2. The flexible batch-based reasoning engine method of claim 1, wherein the maximum number of parallel batches is obtained based on a longest response time for processing a reasoning request.

3. The flexible batch-based reasoning engine method of claim 1, wherein organizing the request data to be reasoning into batch data of a suitable batch size as required and waking up sub-engines of a deep neural network reasoning engine module corresponding to the batch data comprises:

detecting whether an idle sub-engine exists in an engine queue of a deep neural network reasoning engine module, and if so, selecting the number of schedulable requests to be reasoning from the video memory buffer pool;

organizing the data of the request to be inferred into batch data with proper batch size according to the idle sub-engine, the maximum parallel batch number and the number of the request to be inferred;

scheduling a sub-engine corresponding to the size of the batch data from the idle sub-engines.

4. A method as claimed in claim 3, wherein if a single sub-engine does not process the request to be inferred at a time, sub-engines corresponding to the remaining requests to be inferred are continuously acquired from idle sub-engines, and the remaining requests to be inferred are continuously processed.

5. An elastic batch-based reasoning engine system, comprising:

the video memory buffer pool module is used for acquiring and storing to-be-inferred request data input by a user; also used for: storing the data to be inferred request input by the user into a video memory buffer pool formed by continuous video memory address space; the continuous video memory address space is cut into video memory blocks with the same size, and each video memory block is used for storing data to be inferred and requested;

the reasoning engine module is used for configuring a plurality of sub-engines in the deep neural network reasoning engine module; also used for: constructing a deep neural network reasoning model; configuring sub-engines in the deep neural network reasoning engine module according to the deep neural network reasoning model; the deep neural network reasoning engine module comprises a plurality of sub-engines for processing different batch data sizes, and each sub-engine shares parameters of the deep neural network reasoning model;

the elastic batch processing scheduling module is used for acquiring the maximum parallel batch processing quantity and the quantity of the to-be-inferred requests, organizing the to-be-inferred request data into batch processing data with proper batch processing size according to the maximum parallel batch processing quantity and the quantity of the to-be-inferred requests, and waking up sub-engines corresponding to the batch processing data in the deep neural network inference engine module, wherein the sub-engines process the to-be-inferred requests.

6. An elastic batch based reasoning engine system as recited in claim 5, wherein the maximum number of parallel batches is obtained based on a longest response time for processing a reasoning request.
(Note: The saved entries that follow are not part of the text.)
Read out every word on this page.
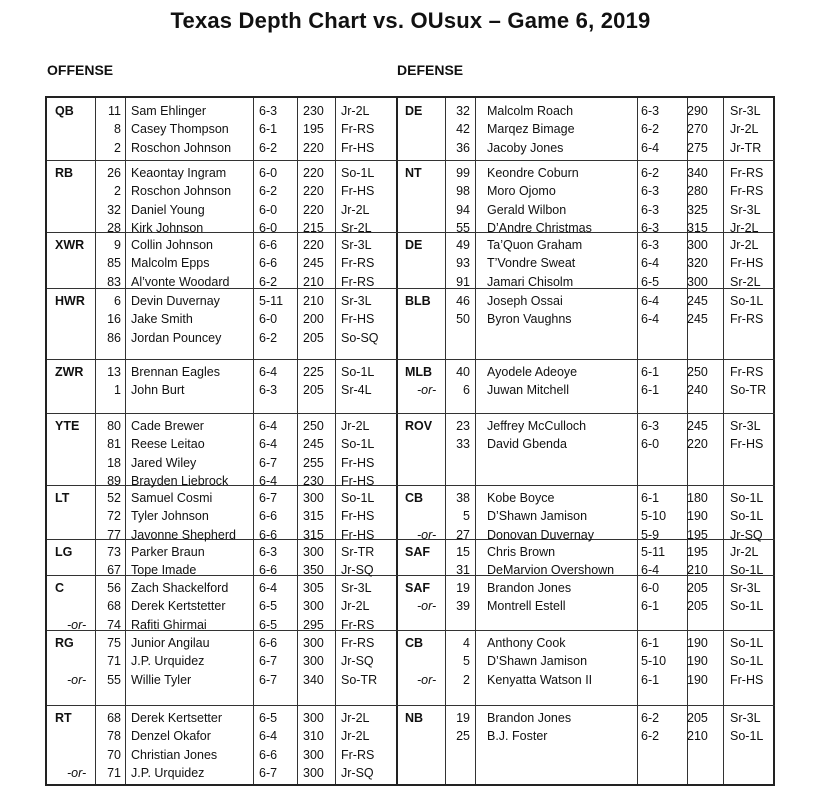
Texas Depth Chart vs. OUsux – Game 6, 2019
OFFENSE	DEFENSE
QB	11 Sam Ehlinger	6-3	230	Jr-2L
8 Casey Thompson	6-1	195	Fr-RS
2 Roschon Johnson	6-2	220	Fr-HS
RB	26 Keaontay Ingram	6-0	220	So-1L
2 Roschon Johnson	6-2	220	Fr-HS
32 Daniel Young	6-0	220	Jr-2L
28 Kirk Johnson	6-0	215	Sr-2L
XWR	9 Collin Johnson	6-6	220	Sr-3L
85 Malcolm Epps	6-6	245	Fr-RS
83 Al’vonte Woodard	6-2	210	Fr-RS
HWR	6 Devin Duvernay	5-11	210	Sr-3L
16 Jake Smith	6-0	200	Fr-HS
86 Jordan Pouncey	6-2	205	So-SQ
ZWR	13 Brennan Eagles	6-4	225	So-1L
1 John Burt	6-3	205	Sr-4L
YTE	80 Cade Brewer	6-4	250	Jr-2L
81 Reese Leitao	6-4	245	So-1L
18 Jared Wiley	6-7	255	Fr-HS
89 Brayden Liebrock	6-4	230	Fr-HS
LT	52 Samuel Cosmi	6-7	300	So-1L
72 Tyler Johnson	6-6	315	Fr-HS
77 Javonne Shepherd	6-6	315	Fr-HS
LG	73 Parker Braun	6-3	300	Sr-TR
67 Tope Imade	6-6	350	Jr-SQ
C	56 Zach Shackelford	6-4	305	Sr-3L
68 Derek Kertstetter	6-5	300	Jr-2L
74 Rafiti Ghirmai	6-5	295	Fr-RS
-or-
RG	75 Junior Angilau	6-6	300	Fr-RS
71 J.P. Urquidez	6-7	300	Jr-SQ
55 Willie Tyler	6-7	340	So-TR
-or-
RT	68 Derek Kertsetter	6-5	300	Jr-2L
78 Denzel Okafor	6-4	310	Jr-2L
70 Christian Jones	6-6	300	Fr-RS
71 J.P. Urquidez	6-7	300	Jr-SQ
-or-
DE	32 Malcolm Roach	6-3	290	Sr-3L
42 Marqez Bimage	6-2	270	Jr-2L
36 Jacoby Jones	6-4	275	Jr-TR
NT	99 Keondre Coburn	6-2	340	Fr-RS
98 Moro Ojomo	6-3	280	Fr-RS
94 Gerald Wilbon	6-3	325	Sr-3L
55 D’Andre Christmas	6-3	315	Jr-2L
DE	49 Ta’Quon Graham	6-3	300	Jr-2L
93 T’Vondre Sweat	6-4	320	Fr-HS
91 Jamari Chisolm	6-5	300	Sr-2L
BLB	46 Joseph Ossai	6-4	245	So-1L
50 Byron Vaughns	6-4	245	Fr-RS
MLB	40 Ayodele Adeoye	6-1	250	Fr-RS
6 Juwan Mitchell	6-1	240	So-TR
-or-
ROV	23 Jeffrey McCulloch	6-3	245	Sr-3L
33 David Gbenda	6-0	220	Fr-HS
CB	38 Kobe Boyce	6-1	180	So-1L
5 D’Shawn Jamison	5-10	190	So-1L
27 Donovan Duvernay	5-9	195	Jr-SQ
-or-
SAF	15 Chris Brown	5-11	195	Jr-2L
31 DeMarvion Overshown	6-4	210	So-1L
SAF	19 Brandon Jones	6-0	205	Sr-3L
39 Montrell Estell	6-1	205	So-1L
-or-
CB	4 Anthony Cook	6-1	190	So-1L
5 D’Shawn Jamison	5-10	190	So-1L
2 Kenyatta Watson II	6-1	190	Fr-HS
-or-
NB	19 Brandon Jones	6-2	205	Sr-3L
25 B.J. Foster	6-2	210	So-1L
7. An elastic batch based inference engine system as defined in claim 5, wherein said elastic batch scheduling module comprises:

the idle engine management unit is used for detecting whether idle sub-engines exist in an engine queue of the deep neural network reasoning engine module, and if so, the number of schedulable to-be-reasoning requests is selected from the video memory buffer pool;

the batch processing data processing unit is used for organizing the data to be inferred to batch processing data with proper batch processing size according to the idle sub-engine, the maximum parallel batch processing quantity and the quantity of the requests to be inferred;

and the engine scheduling unit is used for scheduling the sub-engine corresponding to the size of the batch processing data from the idle sub-engines.

8. An electronic device comprising a processor and a memory, the memory storing program instructions that execute the processor to implement the resilient batch-based inference engine method of any one of claims 1 to 4.